Monday, Oct. 23, 1933

Woe to the Weak

"This winter no German shall starve!" promised Adolf Hitler last month, and straightway set about raising a Winter Relief Fund of 500,000,000 marks ($175,000,000 Roosevelt), largest in German history. Though contributions are supposed to be "voluntary," resolute Storm Troops have enforced the principle that German workers must contribute 1% of their net wages, salaried employes a little more, housewives a monthly sum which they are required to save by denying their families one hearty Sunday dinner per month, substituting a meal which must not cost over 50 pfennigs per person. Officially the 500,000,000-mark fund is administered by the German Red Cross, Evangelical Church, Catholic Church and Nazi Relief Bureau. Last week the Nazi Bureau announced that it has veto power "in every case of proposed relief."
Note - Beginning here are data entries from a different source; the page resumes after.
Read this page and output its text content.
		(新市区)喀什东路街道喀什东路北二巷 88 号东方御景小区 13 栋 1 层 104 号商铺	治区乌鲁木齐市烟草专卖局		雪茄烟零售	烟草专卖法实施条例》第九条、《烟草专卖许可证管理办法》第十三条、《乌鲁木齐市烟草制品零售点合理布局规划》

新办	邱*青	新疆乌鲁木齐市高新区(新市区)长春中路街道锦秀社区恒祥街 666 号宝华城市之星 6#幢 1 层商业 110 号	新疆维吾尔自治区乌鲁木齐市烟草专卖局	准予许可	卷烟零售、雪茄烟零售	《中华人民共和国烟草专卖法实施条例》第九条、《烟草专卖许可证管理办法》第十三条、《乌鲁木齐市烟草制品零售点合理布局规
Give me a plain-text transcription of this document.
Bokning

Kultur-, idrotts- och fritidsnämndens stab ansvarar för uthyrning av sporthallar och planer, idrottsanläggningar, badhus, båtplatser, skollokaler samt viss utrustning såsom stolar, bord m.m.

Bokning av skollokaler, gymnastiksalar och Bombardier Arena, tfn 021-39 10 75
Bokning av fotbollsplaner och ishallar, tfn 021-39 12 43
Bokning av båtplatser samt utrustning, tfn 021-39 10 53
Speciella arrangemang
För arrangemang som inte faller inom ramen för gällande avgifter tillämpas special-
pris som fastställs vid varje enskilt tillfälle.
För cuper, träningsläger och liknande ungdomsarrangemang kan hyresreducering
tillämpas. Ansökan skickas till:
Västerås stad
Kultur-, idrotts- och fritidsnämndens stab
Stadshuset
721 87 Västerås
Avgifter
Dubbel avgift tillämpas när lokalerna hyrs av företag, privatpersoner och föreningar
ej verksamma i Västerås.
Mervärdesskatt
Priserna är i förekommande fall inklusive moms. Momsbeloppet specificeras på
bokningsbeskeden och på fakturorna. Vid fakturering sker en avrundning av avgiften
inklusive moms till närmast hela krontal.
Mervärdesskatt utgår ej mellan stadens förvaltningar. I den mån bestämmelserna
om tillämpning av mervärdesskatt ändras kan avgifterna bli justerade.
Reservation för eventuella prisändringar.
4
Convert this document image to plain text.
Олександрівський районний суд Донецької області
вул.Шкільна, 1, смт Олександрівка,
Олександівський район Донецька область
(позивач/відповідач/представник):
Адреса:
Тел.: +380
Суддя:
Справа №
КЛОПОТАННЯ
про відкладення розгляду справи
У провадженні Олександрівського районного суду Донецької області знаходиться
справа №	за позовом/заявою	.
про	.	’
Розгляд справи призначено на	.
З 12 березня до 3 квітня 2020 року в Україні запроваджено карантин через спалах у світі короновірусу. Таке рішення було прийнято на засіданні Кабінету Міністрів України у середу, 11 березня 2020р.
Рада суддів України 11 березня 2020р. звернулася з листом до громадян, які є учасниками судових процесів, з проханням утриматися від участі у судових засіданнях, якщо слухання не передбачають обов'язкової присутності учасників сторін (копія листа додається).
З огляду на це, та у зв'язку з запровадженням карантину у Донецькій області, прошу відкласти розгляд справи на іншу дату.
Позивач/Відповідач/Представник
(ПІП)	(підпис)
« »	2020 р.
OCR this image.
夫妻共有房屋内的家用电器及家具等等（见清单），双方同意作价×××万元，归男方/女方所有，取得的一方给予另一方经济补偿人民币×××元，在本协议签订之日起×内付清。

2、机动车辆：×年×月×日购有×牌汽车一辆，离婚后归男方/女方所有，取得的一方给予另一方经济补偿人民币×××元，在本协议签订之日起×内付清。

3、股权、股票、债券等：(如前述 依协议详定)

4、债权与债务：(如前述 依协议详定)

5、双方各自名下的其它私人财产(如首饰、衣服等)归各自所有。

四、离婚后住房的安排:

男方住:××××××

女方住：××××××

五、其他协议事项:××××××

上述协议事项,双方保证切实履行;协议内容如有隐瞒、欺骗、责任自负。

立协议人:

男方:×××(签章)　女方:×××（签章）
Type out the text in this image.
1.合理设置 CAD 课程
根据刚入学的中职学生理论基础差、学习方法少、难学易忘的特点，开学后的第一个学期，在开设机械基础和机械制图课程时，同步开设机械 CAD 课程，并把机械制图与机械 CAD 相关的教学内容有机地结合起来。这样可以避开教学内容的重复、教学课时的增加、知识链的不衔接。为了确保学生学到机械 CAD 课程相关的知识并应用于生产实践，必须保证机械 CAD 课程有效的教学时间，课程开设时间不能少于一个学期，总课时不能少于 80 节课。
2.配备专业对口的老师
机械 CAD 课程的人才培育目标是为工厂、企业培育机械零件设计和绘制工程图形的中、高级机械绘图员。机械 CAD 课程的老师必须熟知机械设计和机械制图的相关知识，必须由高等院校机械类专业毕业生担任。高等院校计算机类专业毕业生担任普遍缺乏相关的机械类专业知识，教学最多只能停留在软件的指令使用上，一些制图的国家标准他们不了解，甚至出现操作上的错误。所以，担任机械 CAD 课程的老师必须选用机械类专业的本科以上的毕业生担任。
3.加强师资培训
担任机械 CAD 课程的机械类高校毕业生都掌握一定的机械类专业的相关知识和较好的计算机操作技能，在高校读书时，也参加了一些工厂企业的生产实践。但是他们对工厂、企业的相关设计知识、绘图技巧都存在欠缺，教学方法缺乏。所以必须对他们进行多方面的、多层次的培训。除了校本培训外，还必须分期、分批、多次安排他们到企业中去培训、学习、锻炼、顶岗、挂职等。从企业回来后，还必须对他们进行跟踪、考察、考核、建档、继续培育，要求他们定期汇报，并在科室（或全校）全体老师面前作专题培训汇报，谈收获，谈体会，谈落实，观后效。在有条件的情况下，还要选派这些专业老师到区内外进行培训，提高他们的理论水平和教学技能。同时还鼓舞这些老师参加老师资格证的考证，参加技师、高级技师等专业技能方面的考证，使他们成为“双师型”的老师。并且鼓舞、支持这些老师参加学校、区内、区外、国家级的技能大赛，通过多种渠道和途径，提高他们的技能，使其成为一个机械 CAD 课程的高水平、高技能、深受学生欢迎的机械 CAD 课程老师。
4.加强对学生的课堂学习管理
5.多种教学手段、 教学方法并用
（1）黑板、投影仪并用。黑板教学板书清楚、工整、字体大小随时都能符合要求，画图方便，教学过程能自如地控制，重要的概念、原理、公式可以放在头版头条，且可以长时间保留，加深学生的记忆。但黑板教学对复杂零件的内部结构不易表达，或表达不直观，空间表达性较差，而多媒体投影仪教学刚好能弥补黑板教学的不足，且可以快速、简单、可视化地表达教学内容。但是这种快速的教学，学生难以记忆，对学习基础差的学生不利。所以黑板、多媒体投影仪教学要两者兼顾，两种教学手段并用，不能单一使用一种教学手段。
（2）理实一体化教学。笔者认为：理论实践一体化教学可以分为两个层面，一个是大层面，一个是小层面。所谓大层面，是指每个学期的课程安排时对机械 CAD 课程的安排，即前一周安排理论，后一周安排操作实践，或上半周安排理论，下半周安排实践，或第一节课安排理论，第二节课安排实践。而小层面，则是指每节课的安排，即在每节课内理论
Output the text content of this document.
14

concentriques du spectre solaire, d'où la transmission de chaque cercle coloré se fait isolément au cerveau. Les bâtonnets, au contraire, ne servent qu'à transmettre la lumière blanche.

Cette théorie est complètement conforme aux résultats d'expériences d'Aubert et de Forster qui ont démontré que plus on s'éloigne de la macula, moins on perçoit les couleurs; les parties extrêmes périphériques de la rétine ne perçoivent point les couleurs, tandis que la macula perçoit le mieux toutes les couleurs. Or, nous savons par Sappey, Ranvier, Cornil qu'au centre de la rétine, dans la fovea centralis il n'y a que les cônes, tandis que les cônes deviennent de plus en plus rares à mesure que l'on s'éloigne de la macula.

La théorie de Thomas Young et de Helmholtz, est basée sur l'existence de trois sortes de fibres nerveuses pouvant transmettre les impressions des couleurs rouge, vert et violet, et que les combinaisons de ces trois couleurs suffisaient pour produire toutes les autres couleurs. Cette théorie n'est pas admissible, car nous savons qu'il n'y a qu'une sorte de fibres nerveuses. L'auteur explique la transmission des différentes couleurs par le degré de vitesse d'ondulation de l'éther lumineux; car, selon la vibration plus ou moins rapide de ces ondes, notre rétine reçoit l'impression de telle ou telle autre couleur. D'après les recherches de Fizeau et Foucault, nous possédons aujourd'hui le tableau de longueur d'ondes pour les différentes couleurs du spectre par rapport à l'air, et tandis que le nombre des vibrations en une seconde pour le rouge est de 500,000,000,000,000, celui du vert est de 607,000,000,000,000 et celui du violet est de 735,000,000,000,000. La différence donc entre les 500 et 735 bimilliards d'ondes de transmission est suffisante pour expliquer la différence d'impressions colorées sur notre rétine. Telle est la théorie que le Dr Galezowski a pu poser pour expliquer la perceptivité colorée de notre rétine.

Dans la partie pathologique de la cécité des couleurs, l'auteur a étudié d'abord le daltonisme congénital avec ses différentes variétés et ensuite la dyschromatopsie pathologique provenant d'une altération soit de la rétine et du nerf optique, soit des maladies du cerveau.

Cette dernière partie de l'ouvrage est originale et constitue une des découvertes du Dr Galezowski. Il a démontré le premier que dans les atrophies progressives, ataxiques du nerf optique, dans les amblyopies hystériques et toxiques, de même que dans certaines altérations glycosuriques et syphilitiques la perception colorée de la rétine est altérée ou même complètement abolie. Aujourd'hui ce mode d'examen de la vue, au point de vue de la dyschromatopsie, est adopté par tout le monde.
How this power will be used, beginning this week when the Winter Relief Fund starts to operate, Nazi Minister of Interior Dr. Wilhelm Frick hinted when he declared: "Modern humanitarianism, which allows the weak and degenerate to propagate their kind, is nothing less than cruelty to the nation!" Quietly last week Nazi relief workers let it be known that families tainted with cancer, tuberculosis and particularly venereal diseases will be taken care of last, while the healthy destitute receive first call. Jews will receive not a pfennig of the Chancellor's 500,000,000 marks, but have the privilege of helping each other through the Jewish Relief Bureau. Communists, denied the right to organize a Red Relief Bureau, can aid their destitute only by stealth.

Until last week German employment bureaus operated by the State made no distinction, in theory at least, between Nazis and non-Nazis who applied for jobs, aided all applicants on the basis of first come first served. Abruptly Chancellor Hitler ordered this "lack of discrimination" to cease, ruled that no job may be given to a non-Nazi until work has been found for all Nazi applicants at a given employment bureau. Thus hundreds of thousands of German unemployed were suddenly barred last week from their best if not their only chance of getting work. For them it is too late to join the Nazi Party, now an oligarchy almost as exclusive as the Communist Party which rules Russia.